This repository is meant to be a small vignette of the AquaSat/AquaMatch_download_WQP
that
documents some pain points in our use of {targets} with large data objects, especially regarding WQP
downloads, which are not static. This architecture requires a google account to function, and if you intend to
update the pipeline for the external world (i.e., create stable datasets for downstream use, e.g. AquaSat),
you will need to authenticate using the ROSSyndicate google account.
The run.R
file contains the suggested workflow for running this pipeline. As of 2/26/2024, completion takes ~20 minutes.

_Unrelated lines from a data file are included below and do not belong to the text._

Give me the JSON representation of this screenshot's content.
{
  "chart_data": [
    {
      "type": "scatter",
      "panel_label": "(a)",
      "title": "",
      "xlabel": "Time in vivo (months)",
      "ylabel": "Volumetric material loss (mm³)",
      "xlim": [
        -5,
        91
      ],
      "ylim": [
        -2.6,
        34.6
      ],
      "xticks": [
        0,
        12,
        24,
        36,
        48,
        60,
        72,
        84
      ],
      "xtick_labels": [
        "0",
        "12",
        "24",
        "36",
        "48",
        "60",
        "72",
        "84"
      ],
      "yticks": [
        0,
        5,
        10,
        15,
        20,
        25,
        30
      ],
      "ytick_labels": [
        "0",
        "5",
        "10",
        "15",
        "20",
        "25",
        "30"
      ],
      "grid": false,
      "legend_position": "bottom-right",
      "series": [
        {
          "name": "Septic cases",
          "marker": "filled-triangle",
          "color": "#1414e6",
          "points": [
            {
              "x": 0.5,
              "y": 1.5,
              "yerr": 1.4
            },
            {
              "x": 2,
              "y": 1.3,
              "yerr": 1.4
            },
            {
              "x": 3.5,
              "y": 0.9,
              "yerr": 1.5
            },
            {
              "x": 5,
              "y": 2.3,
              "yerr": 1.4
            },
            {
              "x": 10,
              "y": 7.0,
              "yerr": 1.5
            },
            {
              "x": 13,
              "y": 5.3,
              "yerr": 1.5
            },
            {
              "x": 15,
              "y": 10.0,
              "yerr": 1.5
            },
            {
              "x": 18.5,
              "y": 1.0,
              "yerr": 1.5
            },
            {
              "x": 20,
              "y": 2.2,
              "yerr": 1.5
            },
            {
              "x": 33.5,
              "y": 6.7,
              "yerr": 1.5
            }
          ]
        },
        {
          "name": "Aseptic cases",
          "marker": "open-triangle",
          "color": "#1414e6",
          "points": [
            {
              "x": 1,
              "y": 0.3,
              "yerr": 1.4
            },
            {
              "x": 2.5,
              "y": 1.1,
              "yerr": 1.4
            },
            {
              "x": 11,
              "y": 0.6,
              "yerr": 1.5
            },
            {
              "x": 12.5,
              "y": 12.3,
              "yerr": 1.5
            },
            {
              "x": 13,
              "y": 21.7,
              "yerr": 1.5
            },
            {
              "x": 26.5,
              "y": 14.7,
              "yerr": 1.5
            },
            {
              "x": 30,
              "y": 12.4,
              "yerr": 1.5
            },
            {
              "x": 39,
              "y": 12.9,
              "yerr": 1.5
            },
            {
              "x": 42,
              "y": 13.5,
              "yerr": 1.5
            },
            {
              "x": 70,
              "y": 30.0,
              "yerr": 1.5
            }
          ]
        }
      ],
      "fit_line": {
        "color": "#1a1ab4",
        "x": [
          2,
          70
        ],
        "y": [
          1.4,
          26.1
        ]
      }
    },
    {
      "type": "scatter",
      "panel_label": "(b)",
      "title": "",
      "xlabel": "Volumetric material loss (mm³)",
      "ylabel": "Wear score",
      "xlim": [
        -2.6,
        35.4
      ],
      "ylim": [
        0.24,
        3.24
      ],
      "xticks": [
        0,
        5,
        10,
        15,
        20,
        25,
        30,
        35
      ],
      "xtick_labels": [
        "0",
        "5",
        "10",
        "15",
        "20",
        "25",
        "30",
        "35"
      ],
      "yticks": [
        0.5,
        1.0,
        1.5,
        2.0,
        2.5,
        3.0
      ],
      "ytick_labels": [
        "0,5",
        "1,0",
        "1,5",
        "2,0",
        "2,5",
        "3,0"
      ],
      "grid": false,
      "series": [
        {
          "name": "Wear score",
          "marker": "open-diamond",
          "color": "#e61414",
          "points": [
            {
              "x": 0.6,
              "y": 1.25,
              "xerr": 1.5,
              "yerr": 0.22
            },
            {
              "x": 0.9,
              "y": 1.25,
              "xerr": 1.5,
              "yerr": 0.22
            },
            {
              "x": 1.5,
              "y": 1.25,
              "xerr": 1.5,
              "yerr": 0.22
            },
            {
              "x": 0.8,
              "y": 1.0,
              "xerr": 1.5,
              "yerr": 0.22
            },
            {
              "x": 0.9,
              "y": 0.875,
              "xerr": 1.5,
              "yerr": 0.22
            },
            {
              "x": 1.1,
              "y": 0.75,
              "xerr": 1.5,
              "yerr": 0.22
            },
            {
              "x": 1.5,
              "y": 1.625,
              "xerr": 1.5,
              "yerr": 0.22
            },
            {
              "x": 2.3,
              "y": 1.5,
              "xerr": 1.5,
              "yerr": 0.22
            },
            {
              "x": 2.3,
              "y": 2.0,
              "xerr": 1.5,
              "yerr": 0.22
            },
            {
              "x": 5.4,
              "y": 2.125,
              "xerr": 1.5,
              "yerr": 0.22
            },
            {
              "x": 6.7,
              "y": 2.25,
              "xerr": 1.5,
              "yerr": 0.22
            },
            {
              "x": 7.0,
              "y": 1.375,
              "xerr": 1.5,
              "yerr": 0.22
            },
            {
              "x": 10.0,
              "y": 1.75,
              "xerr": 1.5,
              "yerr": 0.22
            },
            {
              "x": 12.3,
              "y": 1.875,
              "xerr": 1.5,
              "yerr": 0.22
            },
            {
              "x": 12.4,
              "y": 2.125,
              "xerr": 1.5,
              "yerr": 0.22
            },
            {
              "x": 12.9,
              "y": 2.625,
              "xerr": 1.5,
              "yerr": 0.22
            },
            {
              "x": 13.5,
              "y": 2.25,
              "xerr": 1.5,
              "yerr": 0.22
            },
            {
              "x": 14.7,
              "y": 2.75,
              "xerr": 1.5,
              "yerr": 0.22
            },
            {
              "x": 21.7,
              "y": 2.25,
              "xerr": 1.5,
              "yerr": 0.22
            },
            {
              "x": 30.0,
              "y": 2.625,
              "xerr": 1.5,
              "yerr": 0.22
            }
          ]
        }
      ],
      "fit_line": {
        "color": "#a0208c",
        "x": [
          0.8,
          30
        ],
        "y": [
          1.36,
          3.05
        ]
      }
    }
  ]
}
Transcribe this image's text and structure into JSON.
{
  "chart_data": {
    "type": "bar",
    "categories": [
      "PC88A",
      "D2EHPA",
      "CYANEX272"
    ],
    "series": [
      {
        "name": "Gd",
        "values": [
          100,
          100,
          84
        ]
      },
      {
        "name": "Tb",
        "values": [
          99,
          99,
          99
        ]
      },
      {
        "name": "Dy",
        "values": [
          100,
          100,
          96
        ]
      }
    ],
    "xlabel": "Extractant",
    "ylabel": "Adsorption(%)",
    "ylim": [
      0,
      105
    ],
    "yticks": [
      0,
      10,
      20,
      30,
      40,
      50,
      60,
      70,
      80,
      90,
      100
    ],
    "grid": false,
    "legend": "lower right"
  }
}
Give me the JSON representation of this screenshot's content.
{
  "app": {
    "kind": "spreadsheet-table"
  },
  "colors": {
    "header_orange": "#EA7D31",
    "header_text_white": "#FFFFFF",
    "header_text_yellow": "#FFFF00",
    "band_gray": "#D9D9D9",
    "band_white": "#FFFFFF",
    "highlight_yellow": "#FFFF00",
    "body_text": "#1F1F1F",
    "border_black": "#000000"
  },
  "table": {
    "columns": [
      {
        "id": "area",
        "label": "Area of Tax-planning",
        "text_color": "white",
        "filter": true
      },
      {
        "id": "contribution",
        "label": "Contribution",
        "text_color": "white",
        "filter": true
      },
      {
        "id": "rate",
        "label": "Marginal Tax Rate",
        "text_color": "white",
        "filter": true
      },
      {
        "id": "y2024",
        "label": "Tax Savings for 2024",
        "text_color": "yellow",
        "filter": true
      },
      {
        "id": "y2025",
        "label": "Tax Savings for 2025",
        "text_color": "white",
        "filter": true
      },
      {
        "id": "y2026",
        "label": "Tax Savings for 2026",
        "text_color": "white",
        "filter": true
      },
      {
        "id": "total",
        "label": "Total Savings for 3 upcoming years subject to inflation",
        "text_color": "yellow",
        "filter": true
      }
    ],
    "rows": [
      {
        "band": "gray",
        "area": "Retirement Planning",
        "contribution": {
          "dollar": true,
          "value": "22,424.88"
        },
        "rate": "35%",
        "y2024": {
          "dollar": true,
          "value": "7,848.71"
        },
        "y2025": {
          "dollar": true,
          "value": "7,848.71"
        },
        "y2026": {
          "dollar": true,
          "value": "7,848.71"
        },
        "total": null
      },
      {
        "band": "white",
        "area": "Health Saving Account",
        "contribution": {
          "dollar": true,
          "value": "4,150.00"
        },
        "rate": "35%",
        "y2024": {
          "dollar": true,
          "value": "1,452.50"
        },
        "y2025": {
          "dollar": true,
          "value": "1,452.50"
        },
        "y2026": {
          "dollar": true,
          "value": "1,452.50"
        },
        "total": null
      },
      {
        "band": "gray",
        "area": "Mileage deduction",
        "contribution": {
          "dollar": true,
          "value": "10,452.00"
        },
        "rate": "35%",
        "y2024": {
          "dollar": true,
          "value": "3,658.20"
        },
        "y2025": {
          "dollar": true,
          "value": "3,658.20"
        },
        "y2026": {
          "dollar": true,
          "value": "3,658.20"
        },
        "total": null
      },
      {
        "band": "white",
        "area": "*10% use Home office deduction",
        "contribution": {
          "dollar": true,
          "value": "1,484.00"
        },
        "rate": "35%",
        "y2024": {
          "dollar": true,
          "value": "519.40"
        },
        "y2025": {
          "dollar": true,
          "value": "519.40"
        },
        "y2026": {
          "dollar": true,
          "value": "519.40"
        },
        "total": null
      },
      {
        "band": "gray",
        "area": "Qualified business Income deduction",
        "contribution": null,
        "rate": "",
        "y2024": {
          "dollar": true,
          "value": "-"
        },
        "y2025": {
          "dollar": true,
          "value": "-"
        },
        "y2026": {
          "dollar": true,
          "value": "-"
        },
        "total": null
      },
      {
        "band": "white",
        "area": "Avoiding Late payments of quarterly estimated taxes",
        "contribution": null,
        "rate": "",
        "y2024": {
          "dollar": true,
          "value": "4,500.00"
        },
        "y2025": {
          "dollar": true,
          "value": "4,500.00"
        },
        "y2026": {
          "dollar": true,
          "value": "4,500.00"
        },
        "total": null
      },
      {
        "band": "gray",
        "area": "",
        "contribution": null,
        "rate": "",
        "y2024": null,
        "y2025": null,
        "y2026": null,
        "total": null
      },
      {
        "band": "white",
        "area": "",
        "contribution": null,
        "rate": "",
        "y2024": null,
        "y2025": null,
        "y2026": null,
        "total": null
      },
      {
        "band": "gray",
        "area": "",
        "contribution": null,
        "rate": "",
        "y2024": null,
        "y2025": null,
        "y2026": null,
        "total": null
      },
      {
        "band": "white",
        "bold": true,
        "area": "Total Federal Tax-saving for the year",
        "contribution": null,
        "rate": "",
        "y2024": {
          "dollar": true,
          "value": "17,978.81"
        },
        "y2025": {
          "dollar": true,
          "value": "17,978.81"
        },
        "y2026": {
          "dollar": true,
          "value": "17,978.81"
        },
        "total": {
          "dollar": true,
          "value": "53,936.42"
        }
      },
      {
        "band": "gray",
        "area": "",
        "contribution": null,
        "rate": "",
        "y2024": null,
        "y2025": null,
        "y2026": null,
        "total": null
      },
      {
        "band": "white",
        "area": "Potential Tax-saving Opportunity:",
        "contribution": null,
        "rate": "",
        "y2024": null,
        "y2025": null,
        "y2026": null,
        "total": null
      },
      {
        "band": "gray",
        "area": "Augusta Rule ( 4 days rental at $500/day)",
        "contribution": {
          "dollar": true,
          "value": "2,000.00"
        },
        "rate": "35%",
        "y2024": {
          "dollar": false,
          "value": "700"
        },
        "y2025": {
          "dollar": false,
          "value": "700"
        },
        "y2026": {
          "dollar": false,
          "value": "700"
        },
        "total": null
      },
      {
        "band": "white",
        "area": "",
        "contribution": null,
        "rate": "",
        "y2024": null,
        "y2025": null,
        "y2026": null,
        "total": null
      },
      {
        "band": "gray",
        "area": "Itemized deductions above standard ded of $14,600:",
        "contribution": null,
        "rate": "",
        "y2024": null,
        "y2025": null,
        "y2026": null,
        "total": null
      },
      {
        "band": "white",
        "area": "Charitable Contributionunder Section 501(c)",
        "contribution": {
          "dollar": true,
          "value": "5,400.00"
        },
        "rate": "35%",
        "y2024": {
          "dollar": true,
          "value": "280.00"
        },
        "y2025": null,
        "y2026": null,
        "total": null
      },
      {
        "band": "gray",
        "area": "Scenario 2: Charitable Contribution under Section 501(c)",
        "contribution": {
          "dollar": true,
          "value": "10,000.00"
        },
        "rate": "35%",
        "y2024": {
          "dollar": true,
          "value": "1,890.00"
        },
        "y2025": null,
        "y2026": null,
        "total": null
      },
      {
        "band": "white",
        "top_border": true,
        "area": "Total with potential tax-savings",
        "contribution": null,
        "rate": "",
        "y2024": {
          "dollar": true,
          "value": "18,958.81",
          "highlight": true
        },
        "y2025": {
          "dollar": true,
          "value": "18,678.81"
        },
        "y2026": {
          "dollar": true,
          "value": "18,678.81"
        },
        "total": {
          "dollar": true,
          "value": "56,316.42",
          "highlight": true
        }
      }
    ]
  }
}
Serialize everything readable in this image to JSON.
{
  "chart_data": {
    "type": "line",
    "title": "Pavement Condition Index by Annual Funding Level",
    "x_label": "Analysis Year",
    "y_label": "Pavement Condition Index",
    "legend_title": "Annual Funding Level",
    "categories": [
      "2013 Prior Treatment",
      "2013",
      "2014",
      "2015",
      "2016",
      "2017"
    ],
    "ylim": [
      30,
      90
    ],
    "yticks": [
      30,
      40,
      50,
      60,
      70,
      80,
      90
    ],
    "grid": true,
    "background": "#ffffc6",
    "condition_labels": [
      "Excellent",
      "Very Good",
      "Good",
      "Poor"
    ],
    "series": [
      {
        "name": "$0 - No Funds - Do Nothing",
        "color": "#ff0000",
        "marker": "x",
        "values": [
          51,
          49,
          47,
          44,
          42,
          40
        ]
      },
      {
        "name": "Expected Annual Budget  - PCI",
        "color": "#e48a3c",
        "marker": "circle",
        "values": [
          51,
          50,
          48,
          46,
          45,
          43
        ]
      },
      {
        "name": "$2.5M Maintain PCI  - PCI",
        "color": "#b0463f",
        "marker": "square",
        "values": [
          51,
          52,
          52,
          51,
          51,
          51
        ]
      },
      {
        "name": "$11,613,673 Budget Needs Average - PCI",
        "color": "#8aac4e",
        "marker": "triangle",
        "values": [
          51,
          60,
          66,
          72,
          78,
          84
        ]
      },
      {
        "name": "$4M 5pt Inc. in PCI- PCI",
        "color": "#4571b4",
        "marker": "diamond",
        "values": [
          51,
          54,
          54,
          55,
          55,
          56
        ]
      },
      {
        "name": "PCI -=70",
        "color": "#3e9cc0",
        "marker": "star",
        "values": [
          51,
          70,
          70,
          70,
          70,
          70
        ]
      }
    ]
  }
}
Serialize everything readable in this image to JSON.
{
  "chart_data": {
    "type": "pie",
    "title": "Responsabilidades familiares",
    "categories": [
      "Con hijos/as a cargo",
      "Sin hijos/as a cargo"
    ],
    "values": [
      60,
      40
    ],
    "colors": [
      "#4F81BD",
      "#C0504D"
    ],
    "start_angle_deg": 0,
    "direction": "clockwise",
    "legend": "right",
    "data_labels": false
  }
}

This repository uses the {targets} workflow management R package. Technical details on {targets} workflows are available in the {targets} User Manual. {targets} workflows are built upon lists of "targets", which can be thought of as analytical steps written out in code.
We use config.yml
to provide several options for profiles that can be used to run the pipeline based on the
behavior that the user needs. The {config} package
is used in the workflow_config
target to grab the pipeline settings from that file, which are then applied in
other functions throughout the pipeline.
- The
default
profile is set up to 1) use the ROSSyndicate google account, 2) use a stable version of the chlorophyll dataset (i.e., previously downloaded), and 3) not upload a new stable version to Google Drive after the pipeline runs. Other non-ROSS users can insert their google account information and use the stable version using this method as well. - The
create_new_version
profile does not use nor create a stable dataset. It's intended to allow the user to work with the dynamically downloaded version. For this reason, the email is blank currently to indicate that it should be customized by the user - The
admin_update
profile creates a new stable dataset and updates the stable Drive ids within the repository. It's intended to update the repository to the current stable dataset only.
This pipeline uses automated versioning for the stable pipeline using the base::Sys.Date()
function. Note that this may introduce issues to the workflow as written if your pipeline runs over multiple days, resulting in varying date stamps across your {target} .rds files stored in Google. If this becomes an issue, you can use the config.yml file to set version dates and apply them downstream.